Fong and Charles sat listening to the conversation from a small speaker in the back of Charles’s girlfriend’s beat-up Corolla. Fong was about to speak but Charles held up a hand. The conversation between the two lawyers continued for another ten minutes, then Charles reached over and turned off the speaker. “I’ve heard enough.”
“So?”
“You want my opinion as to whether Mr. Barton was lying, is that right?”
“Yes, if you would.”
Charles laughed, “I don’t do this for just anyone.”
“Poor people in Anhui Province are dying from AIDS brought about by the money that a silent partner supplies. These are desperately poor people who cannot protect themselves. You are not doing this for me. You are doing this for them.” Fong took a moment to compose himself. “So is this lawyer lying?”
“About not knowing who the silent partner is?”
“Yes, about that!”
“No, Inspector Zhong, he’s telling the truth about that. About other things he’s lying: his belief that Robert is representing a syndicate of money from the East, his pleasure in seeing Robert again, his upcoming meeting – fuck, even his love of single malt scotch is a lie. But not knowing the silent partner – that’s the truth.” He looked at Fong’s face. “Sorry. I assume it’s not what you wanted to hear?”
But Fong wasn’t listening. He was running towards the restaurant.
Fong charged into the restaurant the moment the lawyer left. Robert was momentarily stunned at his arrival. “Do you believe him?” Fong shouted.
“Sit down, Fong. This is what is known in this part of the world as a fancy restaurant and they don’t think kindly of either shouting or standing.”
Fong grabbed a chair, pulled it out and sat. “I’m sitting.”
“Good.” Robert pushed his plate away. “What did Charles say?”
“Never mind about that. I want to know what you think. You were sitting across from him, so was this man telling you the truth or not?”
“I think he was.”
“Telling the truth?”
“You know that’s what I meant. Yes, Fong, I think Mr. Allen Barton was telling me the truth when he claimed that he didn’t know who the silent partner was.”
“So he doesn’t know who the money is behind the Chiang operation in Anhui Province?”
“Are you asking me or just pissed off that we did all this work for nothing?”
“Asking you.”
“So, yes, that’s what I believe. That Barton doesn’t know who supplies the money for the blood-trading operation.” Robert shook his head. “What did Charles say?”
“He agrees with you that this lawyer wasn’t lying.”
“Now what?” asked Robert.
Fong stood and looked at the table. Two untouched pastries sat on a plate. Pointing to them he asked, “You don’t like sweets, Robert?”

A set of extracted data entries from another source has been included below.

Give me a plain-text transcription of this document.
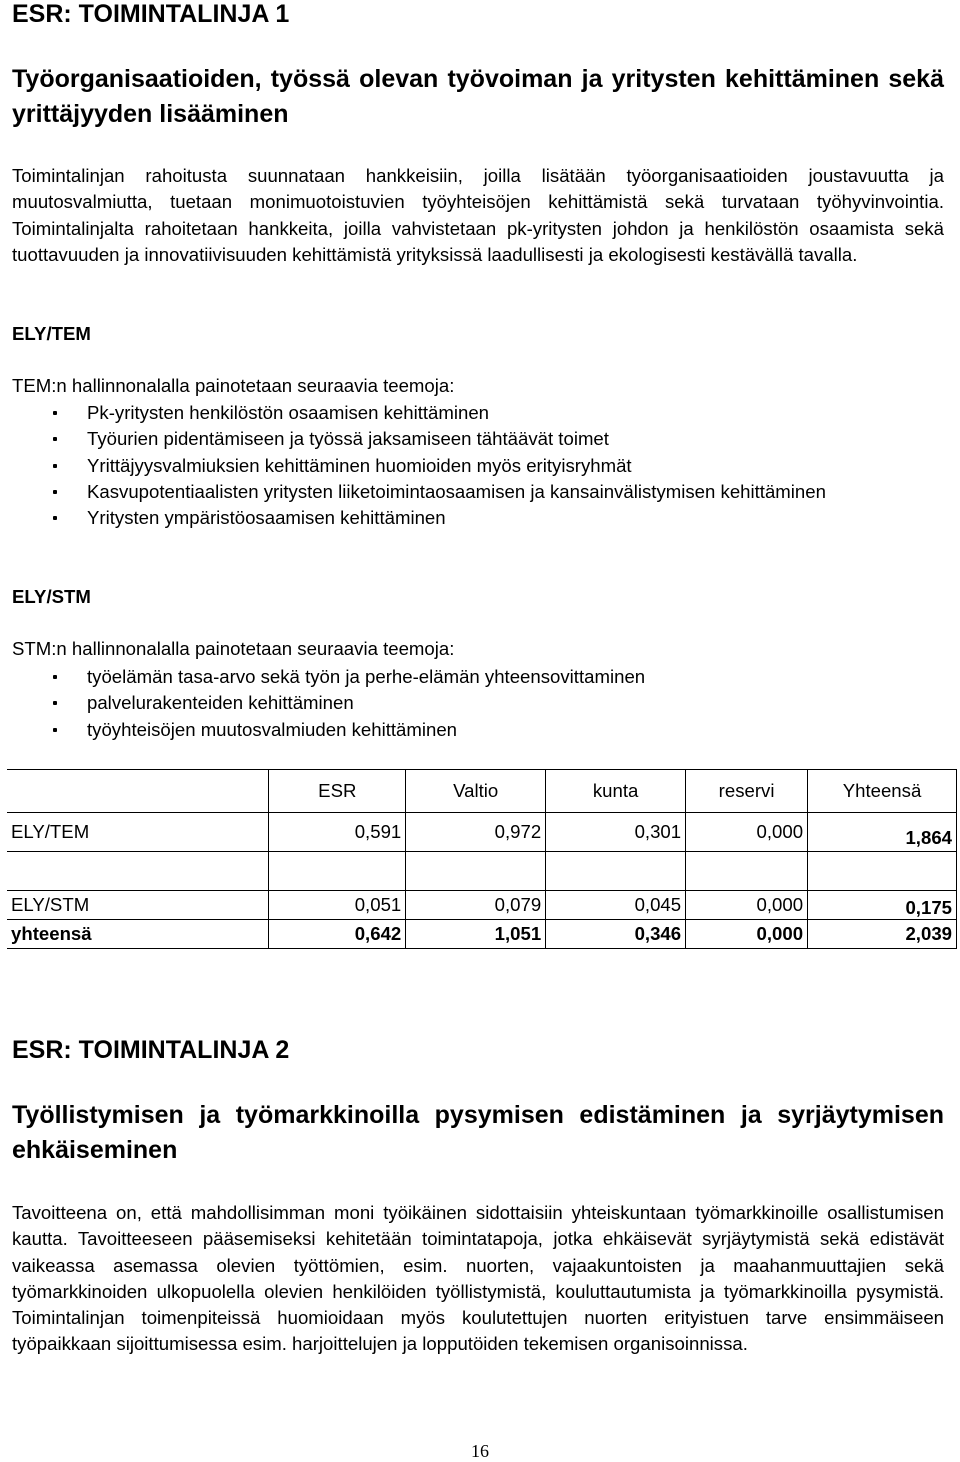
ESR: TOIMINTALINJA 1
Työorganisaatioiden, työssä olevan työvoiman ja yritysten kehittäminen sekä yrittäjyyden lisääminen
Toimintalinjan rahoitusta suunnataan hankkeisiin, joilla lisätään työorganisaatioiden joustavuutta ja muutosvalmiutta, tuetaan monimuotoistuvien työyhteisöjen kehittämistä sekä turvataan työhyvinvointia. Toimintalinjalta rahoitetaan hankkeita, joilla vahvistetaan pk-yritysten johdon ja henkilöstön osaamista sekä tuottavuuden ja innovatiivisuuden kehittämistä yrityksissä laadullisesti ja ekologisesti kestävällä tavalla.
ELY/TEM
TEM:n hallinnonalalla painotetaan seuraavia teemoja:
Pk-yritysten henkilöstön osaamisen kehittäminen
Työurien pidentämiseen ja työssä jaksamiseen tähtäävät toimet
Yrittäjyysvalmiuksien kehittäminen huomioiden myös erityisryhmät
Kasvupotentiaalisten yritysten liiketoimintaosaamisen ja kansainvälistymisen kehittäminen
Yritysten ympäristöosaamisen kehittäminen
ELY/STM
STM:n hallinnonalalla painotetaan seuraavia teemoja:
työelämän tasa-arvo sekä työn ja perhe-elämän yhteensovittaminen
palvelurakenteiden kehittäminen
työyhteisöjen muutosvalmiuden kehittäminen
	ESR	Valtio	kunta	reservi	Yhteensä
ELY/TEM	0,591	0,972	0,301	0,000	1,864

ELY/STM	0,051	0,079	0,045	0,000	0,175
yhteensä	0,642	1,051	0,346	0,000	2,039
ESR: TOIMINTALINJA 2
Työllistymisen ja työmarkkinoilla pysymisen edistäminen ja syrjäytymisen ehkäiseminen
Tavoitteena on, että mahdollisimman moni työikäinen sidottaisiin yhteiskuntaan työmarkkinoille osallistumisen kautta. Tavoitteeseen pääsemiseksi kehitetään toimintatapoja, jotka ehkäisevät syrjäytymistä sekä edistävät vaikeassa asemassa olevien työttömien, esim. nuorten, vajaakuntoisten ja maahanmuuttajien sekä työmarkkinoiden ulkopuolella olevien henkilöiden työllistymistä, kouluttautumista ja työmarkkinoilla pysymistä. Toimintalinjan toimenpiteissä huomioidaan myös koulutettujen nuorten erityistuen tarve ensimmäiseen työpaikkaan sijoittumisessa esim. harjoittelujen ja lopputöiden tekemisen organisoinnissa.
16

“No. They upset my stomach.” He reached in his pocket and then swallowed two pills each about the size of a pencil stub.
Fong looked at Robert, awaiting an explanation for the pills. When it became clear that Robert wasn’t going to supply one, Fong turned to go. Over his shoulder he heard Robert say, “Where to now?”
Fong turned, about to say something about speaking loudly in fancy restaurants when he saw Robert smiling broadly. As he approached Fong, he said – loudly – “I always hated pretentious places like this. Why do lawyers always want to take meetings in these beer joints?” Fong smiled. Robert turned to a matronly woman with a shocked look on her face and the tiniest dab of horseradish mixed with roast beef juice on her pointy chin and said, “Enjoy your dinner, Agatha.”